1. Avoid Flooded Roads.
Never drive through standing or flowing water in a road way unless you have no choice or you are able to follow someone else to judge the depth of the water. Flooding the engine of your car can cause the engine to stall, and deep water can actually float your car and take it off the roadway.
2. Keep A Safe Distance From Other Vehicles.
Keep a minimum of a good five car length from the car in front of you. You never know what other drivers are going to do or what could happen to you! If that feels too close or too far a rule of thumb is 1 second of following distance per 10 mph (16 km/h). That holds true especially in bad weather.
3. Be Aware Of Hydroplaning.
This is where your vehicle travels on top of the water and has NO or very little contact with the ground. Your traction is reduced significantly. To safely get out of a hydroplaning situation let off the gas and steer straight or slightly in the direction you must go. Do not make sudden motions and remain calm.
4. Turn On Your Headlights.
It is highly recommended to have your headlights on when it’s raining, even in broad daylight. This will make it easier for you to see what is in front of you; thus, preventing any accidents. You will be able to have clear visibility amidst the condition.
5. Keep Both Hands On The Steering Wheel At All Times.
Keep all distractions, such as cell phones or even the radio, off and away from you.
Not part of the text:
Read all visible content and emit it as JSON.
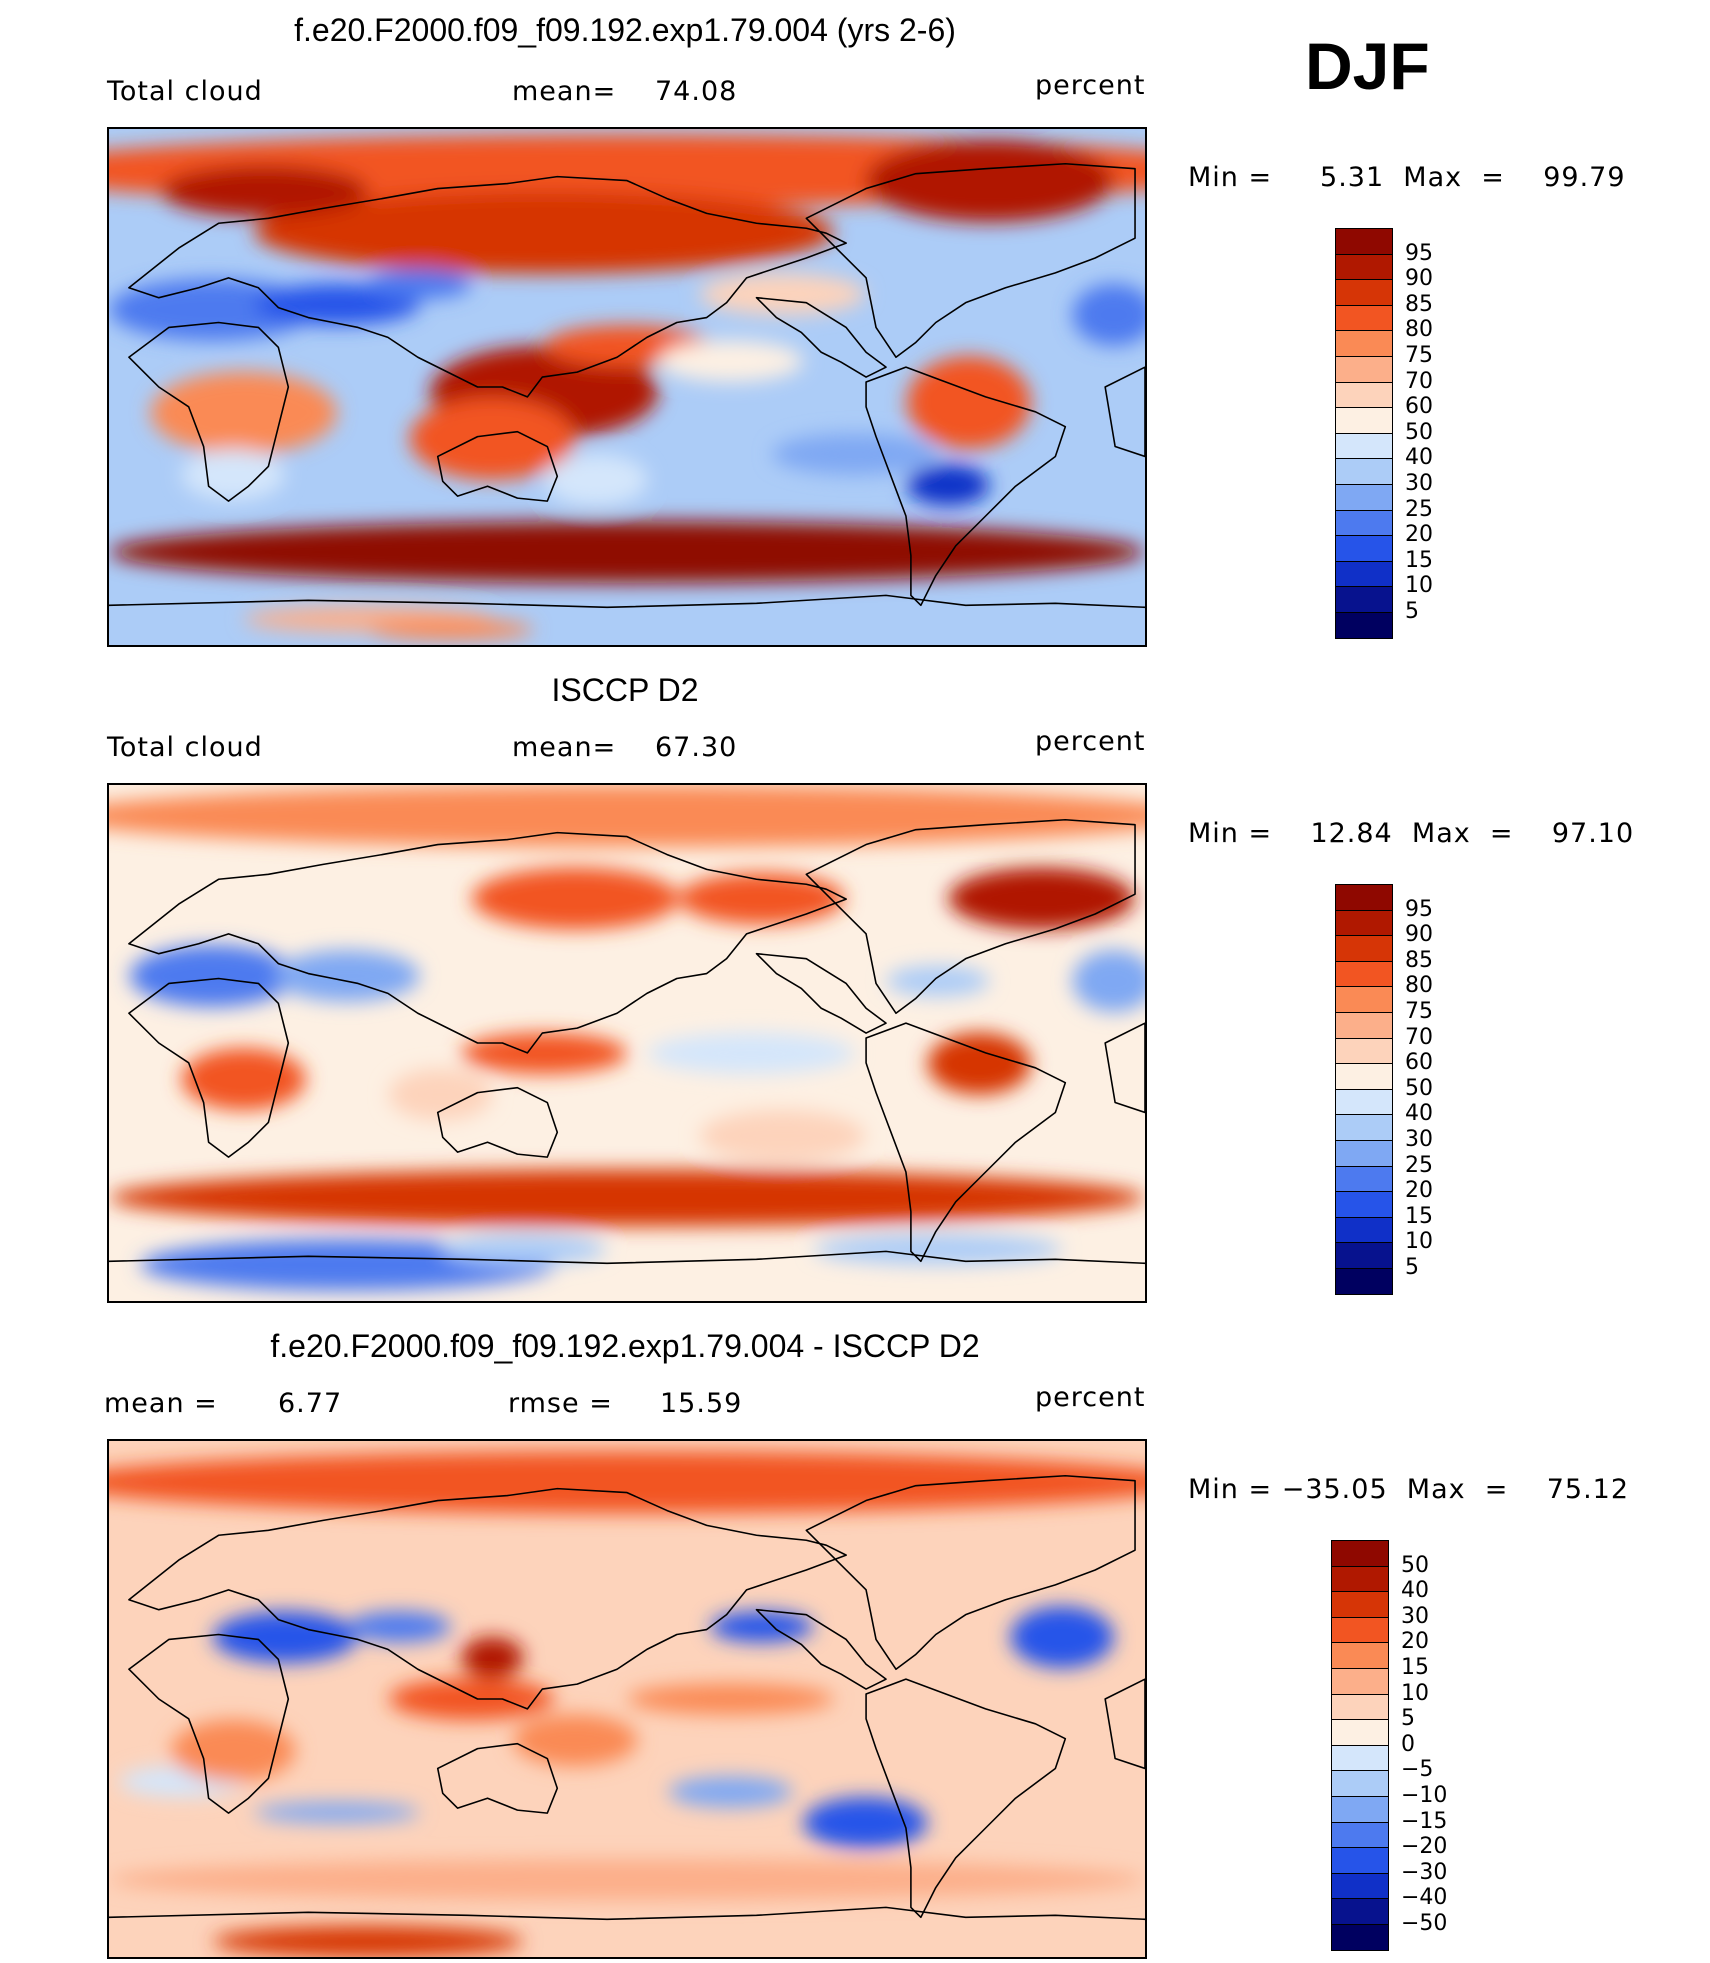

While focus to your front do Take a Look in Back View Mirror as well Right Hand side & Left Hand side so that you get an 360 degree over view what is happening around any mud slide or falling tree, electric pole, hanging electrical wires , or in coming hazard.
6. Drive Slowly.
Have you ever seen a gritty rainbow film on the road? That’s oil and grime built up over the days and leaked from cars, do not pass by it especially when you’re approaching fast because it’s slippery. When you’re driving fast on rainy day, there is a greater chance that you hit the car ahead of you when you slip off the road.
7. Hazard Lights.
Only use your hazard lights when you think you can no longer drive with the flow of traffic, meaning you’re a ‘hazard’ to others. If you can keep up, keep your hazard lights off. If you push that red triangle button even when you’re still able to drive normally, you’re giving wrong (or no) signal to drivers on which direction you’re turning which can be dangerous.
8. Keep Attention To Tyre Inflation.
Your tires are your first line of defense; it should be taken serious care especially when the roads are getting slippery. Keep the right amount of inflation on your car tires. If the tyre becomes poorly-inflated or with lower pressure, you may loss control over your car while driving.
9. Adjust Your Driving Style.
Cast your mind back to your driving test, and you’ll remember that stopping distances increase in the wet. But can you remember by how much? In actual fact, it takes about twice as long to stop on a wet road as it does on a dry one. So you should increase the distance between you and the car you’re following by about that much.
10. Drive Only If It’s Necessary.
Yes, you’ve heard it on the weather forecast all the time, but people say it for a reason. Put simply, if you don’t go out, you can’t come to any harm on the road. Is your journey really that urgent or important? If not, it might be better to stay in, have a cup of tea, and wait until the rain passes.